À Philippe De Jonckheere
C'était le temps des images rares, et rare aussi la musique, du moins celle qu'on voulait entendre, électrique, celles que les ondes ne portaient qu'avec réticence, celle qui hérissait les grands parents -les parents affectaient d'aimer les Beatles et dansaient sur Sydney Bechet, Petite fleur, Les oignons, or il n'était plus temps et nous n'aimions pas la danse, ou nous la dansions raides comme les cheveux que nous laissions pousser, qui hérissaient les grands parents tout autant que la musique électrique, celle qu'on finissait par entendre, après avoir longuement contemplé les pochettes des albums chez le disquaire -c'était le temps des images rares des grandes pochettes de 33 tours, 30 centimètres, des LPs on disait quand on voulait faire anglais, dieu qu'elle était anglaise la musique qu'on aimait, c'était le temps des disquaires et des libraires, on y léchait les vitrines en attendant d'avoir l'argent, on s'usait les yeux sur les pochettes d'Hipnogis en vignette dans Rock&Folk, avant de pouvoir enfin assourdir les parents, et c'était Ummagumma, The Lamb, ou 2870, les portraits par Mapplethorpe de Patti Smith, Horses, Easter, des images rares, de la musique électrique, c'était le temps des choses qui se laissaient désirer.
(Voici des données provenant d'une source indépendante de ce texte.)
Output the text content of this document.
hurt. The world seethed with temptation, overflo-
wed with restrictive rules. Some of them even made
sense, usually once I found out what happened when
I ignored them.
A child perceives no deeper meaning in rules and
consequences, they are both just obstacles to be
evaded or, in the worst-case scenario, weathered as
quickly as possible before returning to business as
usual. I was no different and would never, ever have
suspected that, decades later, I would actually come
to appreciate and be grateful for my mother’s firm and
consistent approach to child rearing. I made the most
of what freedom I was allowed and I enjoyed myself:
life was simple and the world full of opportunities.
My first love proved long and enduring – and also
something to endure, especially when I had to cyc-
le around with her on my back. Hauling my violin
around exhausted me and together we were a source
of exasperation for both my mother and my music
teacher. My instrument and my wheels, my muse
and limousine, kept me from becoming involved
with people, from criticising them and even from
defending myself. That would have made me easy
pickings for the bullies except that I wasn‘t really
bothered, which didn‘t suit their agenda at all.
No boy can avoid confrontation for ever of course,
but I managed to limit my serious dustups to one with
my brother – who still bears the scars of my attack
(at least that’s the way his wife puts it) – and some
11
Oui, ce passage, tellement latent (et lent, la lenteur de cette économie patiente), entre la vignette dans Rock'n'Folk et pouvoir l'avoir, 30X30cms dans les mains, et des fois, une fois le disque sur la platine, c'était décevant, tellement ! et d'autres fois c'était incroyable ! Tu dis très bien ces choses. Je les ressens à nouveau.
RépondreSupprimerAnecdote, un vendredi après-midi j'ai séché une compo de maths pour aller acheter "Joe's Garage" de Zappa, le jour de sa sortie. Le lundi suivant je m'attendais à ce que le ciel me tombe sur la tête jusqu'à ce que le prof de maths me présente ses excuses personnelles en me disant qu'en quinze ans de carrière il n'avait jamais égaré une copie.
Vingt ans plus tard, petit échange sur internet (il était passé par "Désordre"), je tentais d'introduire tout doucement le sujet de cette composition de maths, il m'a répondu qu'il n'avait JAMAIS perdu une copie de toute sa carrière, j'ai pu comprendre qu'il avait fait cela pour me sauver la peau.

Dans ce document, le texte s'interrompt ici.